What are the departed made of? It is perhaps the most enduring question in human history, yet the answer may not lie in theology, but in thermodynamics. Because the essence or spirit of a human being is pure energy, our physical cessation simply triggers a return to that fundamental state, a premise supported by the First Law of Thermodynamics. In this transitional state, the bio-electric signature does not vanish; it simply undergoes a phase shift into a state of pure, persistent energy.
However, this transition raises a secondary mystery: if these post-physical energies truly exist, how do they breach the veil for us to see, feel, or interact with them?
From a physics standpoint, the answer lies in mass—an object’s resistance to changing its speed or energy level. If these post-physical energies possessed constant mass, we would share physical space with them in a traditional sense, bumping into them or seeing them visually, yet their lack of physical constraints suggests they exist instead as massless bosons, the particles that mediate the fundamental forces of nature.
As the most plentiful of these, the photon carries the electromagnetic force, suggesting that these post-physical energies may exist as cohesive clouds of light. This theory bridges the gap between the seen and the unseen because, lacking mass, such an entity could inhabit our space entirely unnoticed—until a specific event causes them to manifest.
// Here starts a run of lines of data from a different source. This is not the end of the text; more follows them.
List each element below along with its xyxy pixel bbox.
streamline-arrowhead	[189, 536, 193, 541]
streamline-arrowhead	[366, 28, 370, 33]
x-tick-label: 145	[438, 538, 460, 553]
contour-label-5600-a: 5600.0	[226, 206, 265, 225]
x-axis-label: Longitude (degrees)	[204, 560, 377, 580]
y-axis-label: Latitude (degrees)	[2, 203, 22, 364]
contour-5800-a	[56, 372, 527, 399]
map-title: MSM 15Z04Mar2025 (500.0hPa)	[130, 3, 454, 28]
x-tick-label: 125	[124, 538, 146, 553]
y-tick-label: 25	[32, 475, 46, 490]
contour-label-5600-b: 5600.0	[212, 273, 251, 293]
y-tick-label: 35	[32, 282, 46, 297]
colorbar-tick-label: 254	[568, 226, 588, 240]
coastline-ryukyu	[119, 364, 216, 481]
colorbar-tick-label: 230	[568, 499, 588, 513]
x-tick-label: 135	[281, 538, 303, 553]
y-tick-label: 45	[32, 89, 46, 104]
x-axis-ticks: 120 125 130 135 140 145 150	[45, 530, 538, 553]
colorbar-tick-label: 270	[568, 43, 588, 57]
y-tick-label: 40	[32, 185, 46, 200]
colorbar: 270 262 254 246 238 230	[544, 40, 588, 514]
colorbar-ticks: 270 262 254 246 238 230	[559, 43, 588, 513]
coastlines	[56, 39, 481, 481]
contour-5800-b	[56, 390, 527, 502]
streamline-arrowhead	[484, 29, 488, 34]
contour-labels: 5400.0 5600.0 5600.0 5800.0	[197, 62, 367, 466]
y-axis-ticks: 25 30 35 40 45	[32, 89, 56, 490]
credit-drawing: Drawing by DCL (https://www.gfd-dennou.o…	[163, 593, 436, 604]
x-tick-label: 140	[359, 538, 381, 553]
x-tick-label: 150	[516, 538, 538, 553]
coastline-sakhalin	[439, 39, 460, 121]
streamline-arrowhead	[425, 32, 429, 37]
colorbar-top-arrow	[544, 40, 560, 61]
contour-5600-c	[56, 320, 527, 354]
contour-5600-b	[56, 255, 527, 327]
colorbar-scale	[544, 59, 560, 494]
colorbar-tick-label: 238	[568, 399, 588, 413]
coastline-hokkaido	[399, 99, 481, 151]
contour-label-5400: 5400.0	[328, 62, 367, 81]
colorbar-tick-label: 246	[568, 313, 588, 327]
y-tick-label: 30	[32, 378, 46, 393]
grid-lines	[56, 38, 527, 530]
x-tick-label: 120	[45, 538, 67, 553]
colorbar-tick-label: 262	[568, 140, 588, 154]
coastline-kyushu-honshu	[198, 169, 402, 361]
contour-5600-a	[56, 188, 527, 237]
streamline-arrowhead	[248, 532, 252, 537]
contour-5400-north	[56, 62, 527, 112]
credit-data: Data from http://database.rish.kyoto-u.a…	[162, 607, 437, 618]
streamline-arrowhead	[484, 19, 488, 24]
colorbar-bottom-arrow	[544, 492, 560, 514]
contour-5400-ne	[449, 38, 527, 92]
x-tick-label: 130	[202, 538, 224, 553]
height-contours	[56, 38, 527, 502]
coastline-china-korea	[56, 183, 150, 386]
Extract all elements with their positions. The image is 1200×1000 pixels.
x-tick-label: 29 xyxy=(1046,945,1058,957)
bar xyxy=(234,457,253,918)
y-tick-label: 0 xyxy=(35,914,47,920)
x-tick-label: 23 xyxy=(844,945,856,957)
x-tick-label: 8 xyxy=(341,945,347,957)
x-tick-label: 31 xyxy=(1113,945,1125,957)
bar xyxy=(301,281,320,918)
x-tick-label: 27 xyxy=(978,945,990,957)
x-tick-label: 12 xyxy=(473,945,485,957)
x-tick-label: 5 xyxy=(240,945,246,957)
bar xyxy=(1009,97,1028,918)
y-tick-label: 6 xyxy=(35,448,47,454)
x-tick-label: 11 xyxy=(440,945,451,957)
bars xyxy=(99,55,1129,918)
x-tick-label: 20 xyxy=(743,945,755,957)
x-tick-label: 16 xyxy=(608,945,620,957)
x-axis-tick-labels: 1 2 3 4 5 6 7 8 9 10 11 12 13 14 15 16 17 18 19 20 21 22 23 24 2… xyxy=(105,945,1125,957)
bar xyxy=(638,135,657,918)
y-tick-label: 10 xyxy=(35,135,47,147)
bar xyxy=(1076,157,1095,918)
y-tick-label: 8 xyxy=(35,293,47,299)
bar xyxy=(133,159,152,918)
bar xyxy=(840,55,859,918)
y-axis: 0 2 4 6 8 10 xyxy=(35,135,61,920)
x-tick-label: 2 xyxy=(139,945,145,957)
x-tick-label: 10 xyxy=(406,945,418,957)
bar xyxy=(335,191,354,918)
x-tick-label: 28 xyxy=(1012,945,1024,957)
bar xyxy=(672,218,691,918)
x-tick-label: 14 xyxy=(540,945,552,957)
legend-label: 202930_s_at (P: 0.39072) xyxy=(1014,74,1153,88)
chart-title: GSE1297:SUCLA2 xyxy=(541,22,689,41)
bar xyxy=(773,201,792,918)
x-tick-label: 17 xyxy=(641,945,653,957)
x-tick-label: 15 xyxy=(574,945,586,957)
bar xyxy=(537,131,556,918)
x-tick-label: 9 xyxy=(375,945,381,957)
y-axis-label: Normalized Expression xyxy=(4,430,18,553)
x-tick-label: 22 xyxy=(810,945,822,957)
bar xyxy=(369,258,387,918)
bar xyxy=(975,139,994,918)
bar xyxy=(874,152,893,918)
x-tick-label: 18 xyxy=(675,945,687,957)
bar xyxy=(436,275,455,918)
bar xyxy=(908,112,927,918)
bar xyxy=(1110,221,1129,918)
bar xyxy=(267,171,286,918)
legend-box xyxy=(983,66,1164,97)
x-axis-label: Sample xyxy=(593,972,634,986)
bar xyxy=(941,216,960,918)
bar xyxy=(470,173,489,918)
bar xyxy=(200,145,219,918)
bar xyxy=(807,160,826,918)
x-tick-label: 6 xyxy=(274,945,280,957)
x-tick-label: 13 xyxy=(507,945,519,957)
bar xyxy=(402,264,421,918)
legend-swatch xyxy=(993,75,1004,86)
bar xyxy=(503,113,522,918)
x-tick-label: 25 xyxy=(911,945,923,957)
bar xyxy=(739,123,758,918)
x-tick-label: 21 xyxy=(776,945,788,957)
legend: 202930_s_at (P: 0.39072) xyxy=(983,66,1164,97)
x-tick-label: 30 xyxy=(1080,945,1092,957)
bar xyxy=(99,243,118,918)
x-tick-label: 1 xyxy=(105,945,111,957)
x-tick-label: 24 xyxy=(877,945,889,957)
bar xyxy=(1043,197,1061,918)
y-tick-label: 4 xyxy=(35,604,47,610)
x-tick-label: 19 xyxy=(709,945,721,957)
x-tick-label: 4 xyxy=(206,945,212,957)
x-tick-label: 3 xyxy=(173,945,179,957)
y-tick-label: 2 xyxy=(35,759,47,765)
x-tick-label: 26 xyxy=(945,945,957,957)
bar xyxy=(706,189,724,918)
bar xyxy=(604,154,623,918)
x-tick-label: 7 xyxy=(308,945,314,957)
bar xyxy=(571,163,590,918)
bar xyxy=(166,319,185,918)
This manifestation is likely a feat of electromagnetic manipulation: by utilizing photons to generate a localized static electric field, the entity could draw in microscopic dust and moisture to project a form of its choosing. This explains why eyewitness accounts often describe these phenomena as translucent, monochromatic, or gray; the observer is seeing a particulate representation suspended in an energy field rather than solid matter.
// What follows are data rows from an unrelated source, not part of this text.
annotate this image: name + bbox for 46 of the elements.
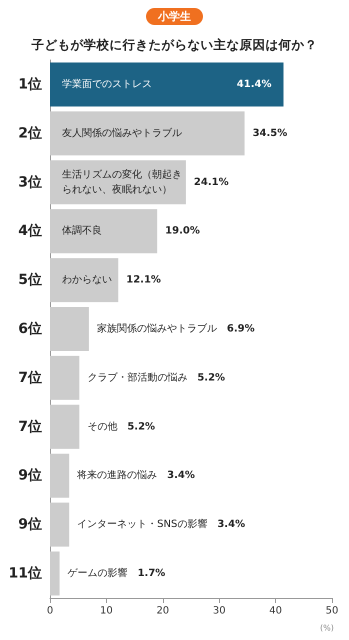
data-label: その他 5.2% [87, 420, 156, 432]
data-label: 家族関係の悩みやトラブル 6.9% [96, 322, 255, 334]
annotation: わからない [62, 274, 112, 286]
bar [50, 258, 118, 302]
data-label: 12.1% [126, 274, 161, 286]
bar [50, 62, 284, 106]
y-tick-label: 7位 [18, 370, 42, 386]
bar [50, 552, 60, 596]
x-tick-label: 50 [326, 606, 338, 616]
y-tick-label: 9位 [18, 468, 42, 484]
bar [50, 454, 70, 498]
y-tick-label: 3位 [18, 174, 42, 190]
bar [50, 356, 80, 400]
y-tick-label: 2位 [18, 125, 42, 142]
x-tick-label: 0 [46, 606, 54, 616]
y-tick-label: 7位 [18, 418, 42, 435]
y-tick-label: 5位 [18, 272, 42, 288]
annotation: 生活リズムの変化（朝起きられない、夜眠れない） [62, 168, 182, 196]
bar [50, 502, 70, 547]
y-tick-label: 11位 [8, 566, 42, 582]
y-tick-label: 9位 [18, 516, 42, 533]
bar [50, 404, 80, 449]
data-label: 将来の進路の悩み 3.4% [76, 469, 195, 482]
y-tick-label: 1位 [18, 76, 42, 92]
data-label: 41.4% [236, 78, 272, 90]
annotation: 体調不良 [62, 224, 102, 237]
y-tick-label: 4位 [18, 223, 42, 240]
x-tick-label: 10 [100, 606, 113, 616]
data-label: インターネット・SNSの影響 3.4% [77, 518, 246, 530]
data-label: 34.5% [252, 128, 288, 139]
y-tick-label: 6位 [18, 321, 42, 337]
x-tick-label: 40 [269, 606, 282, 616]
chart-title: 子どもが学校に行きたがらない主な原因は何か？ [30, 37, 318, 52]
x-axis-title: (%) [320, 624, 334, 632]
data-label: ゲームの影響 1.7% [68, 567, 166, 580]
data-label: 24.1% [194, 176, 229, 188]
data-label: クラブ・部活動の悩み 5.2% [87, 371, 226, 384]
x-tick-label: 30 [212, 606, 226, 616]
x-tick-label: 20 [156, 606, 170, 616]
bar [50, 209, 158, 254]
bar [50, 111, 245, 156]
bar [50, 306, 89, 352]
data-label: 19.0% [165, 226, 200, 237]
annotation: 学業面でのストレス [62, 78, 152, 90]
chart-subtitle: 小学生 [157, 10, 191, 23]
annotation: 友人関係の悩みやトラブル [62, 126, 182, 139]
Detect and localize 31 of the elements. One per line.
This localized electromagnetic manipulation also explains the secondary anomalies that frequently accompany these manifestations. To draw together atmospheric moisture and dust into a visible projection, the entity’s field must siphon kinetic energy directly from the surrounding environment. Because temperature is simply the measurement of molecular kinetic energy, this rapid energy drain causes an immediate localized thermal plunge, creating the distinct "cold spots" reported by witnesses. Simultaneously, this intense concentration of photons disrupts ambient electromagnetic fields, overloading nearby circuitry to create massive EMF spikes and draining chemical batteries to fuel the entity's manifestation.
Beyond atmospheric shifts, these intense fields directly interface with the human nervous system, which operates entirely on its own bio-electric impulses. When a witness enters this localized energy grid, the high static charge triggers piloerection—causing the skin to crawl and hair to stand on end. More profoundly, extreme or low-frequency electromagnetic fields artificially stimulate the amygdala, the brain's threat-detection center. This neurological override floods the body with adrenaline, inducing an overwhelming, instinctual sense of dread or being watched without any external visual cue.
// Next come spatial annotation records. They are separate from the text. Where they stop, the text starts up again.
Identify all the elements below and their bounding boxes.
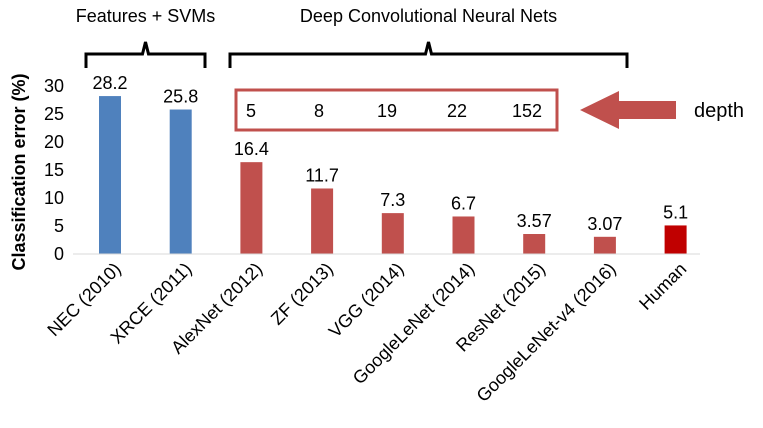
bar <box>593 236 616 254</box>
depth-label: depth <box>694 100 744 122</box>
data-label: 5.1 <box>663 202 688 222</box>
data-label: 7.3 <box>380 190 405 210</box>
y-tick-label: 15 <box>44 160 64 180</box>
bar <box>311 188 334 254</box>
group-title: Features + SVMs <box>76 6 216 26</box>
depth-box <box>234 88 559 132</box>
data-label: 3.07 <box>587 214 622 234</box>
y-axis: 0 5 10 15 20 25 30 <box>44 76 700 264</box>
bar <box>523 234 546 254</box>
data-label: 28.2 <box>92 73 127 93</box>
depth-value: 5 <box>246 101 256 121</box>
bars: 28.2 25.8 16.4 11.7 7.3 6.7 3.57 3.07 5.1 <box>92 73 688 255</box>
x-tick-label: GoogleLeNet (2014) <box>349 259 478 388</box>
depth-value: 22 <box>447 101 467 121</box>
depth-value: 152 <box>512 101 542 121</box>
x-tick-label: Human <box>635 259 690 314</box>
y-tick-label: 20 <box>44 132 64 152</box>
y-axis-title: Classification error (%) <box>9 73 29 270</box>
bar <box>452 216 475 254</box>
data-label: 11.7 <box>305 165 339 185</box>
y-tick-label: 30 <box>44 76 64 96</box>
x-tick-label: ZF (2013) <box>267 259 337 329</box>
y-tick-label: 5 <box>54 216 64 236</box>
depth-annotation: 5 8 19 22 152 depth <box>234 88 744 132</box>
depth-arrow <box>580 91 676 129</box>
bar <box>99 96 121 254</box>
bar <box>240 162 263 254</box>
depth-value: 8 <box>314 101 324 121</box>
bar <box>381 213 404 254</box>
x-tick-label: GoogleLeNet-v4 (2016) <box>473 259 620 406</box>
y-tick-label: 0 <box>54 244 64 264</box>
data-label: 16.4 <box>234 139 269 159</box>
group-bracket <box>228 41 629 68</box>
bar <box>169 109 192 255</box>
bar <box>664 225 687 254</box>
data-label: 3.57 <box>517 211 552 231</box>
y-tick-label: 10 <box>44 188 64 208</box>
depth-value: 19 <box>377 101 397 121</box>
y-tick-label: 25 <box>44 104 64 124</box>
group-title: Deep Convolutional Neural Nets <box>300 6 557 26</box>
data-label: 6.7 <box>451 193 476 213</box>
group-bracket <box>84 41 207 68</box>
group-brackets: Features + SVMs Deep Convolutional Neural… <box>76 6 629 68</box>
category-labels: NEC (2010)XRCE (2011)AlexNet (2012) ZF (2… <box>43 259 690 406</box>
data-label: 25.8 <box>163 87 198 107</box>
Ultimately, answering the question of what the departed are made of requires a fundamental shift in perception—away from ghostly superstition and toward the boundaries of modern physics. In this light, a haunting is not a supernatural event; it is a temporary tuning of energy into a frequency we are finally capable of receiving. Because photons mediate the wavelengths of light we perceive, the act of "appearing" may simply be a matter of frequency modulation. While most post-physical energy likely vibrates outside our narrow biological range, an entity that temporarily matches the visible light spectrum becomes, for a fleeting moment, visible to the human eye.
This brief alignment of physics and human biology unites every facet of the phenomenon. The same electromagnetic manipulation that shifts photon frequencies also siphons environmental kinetic energy to plunge local temperatures, spikes ambient electronic fields, and directly stimulates the human amygdala to trigger an instinctual sense of dread. Far from being unscientific, these encounters are the tangible, neurological evidence of a thermodynamic reality. The bio-electric signature of human life never truly vanishes; it simply shifts form, persisting as a massless, energetic force that occasionally breaches the veil of our sensory perception.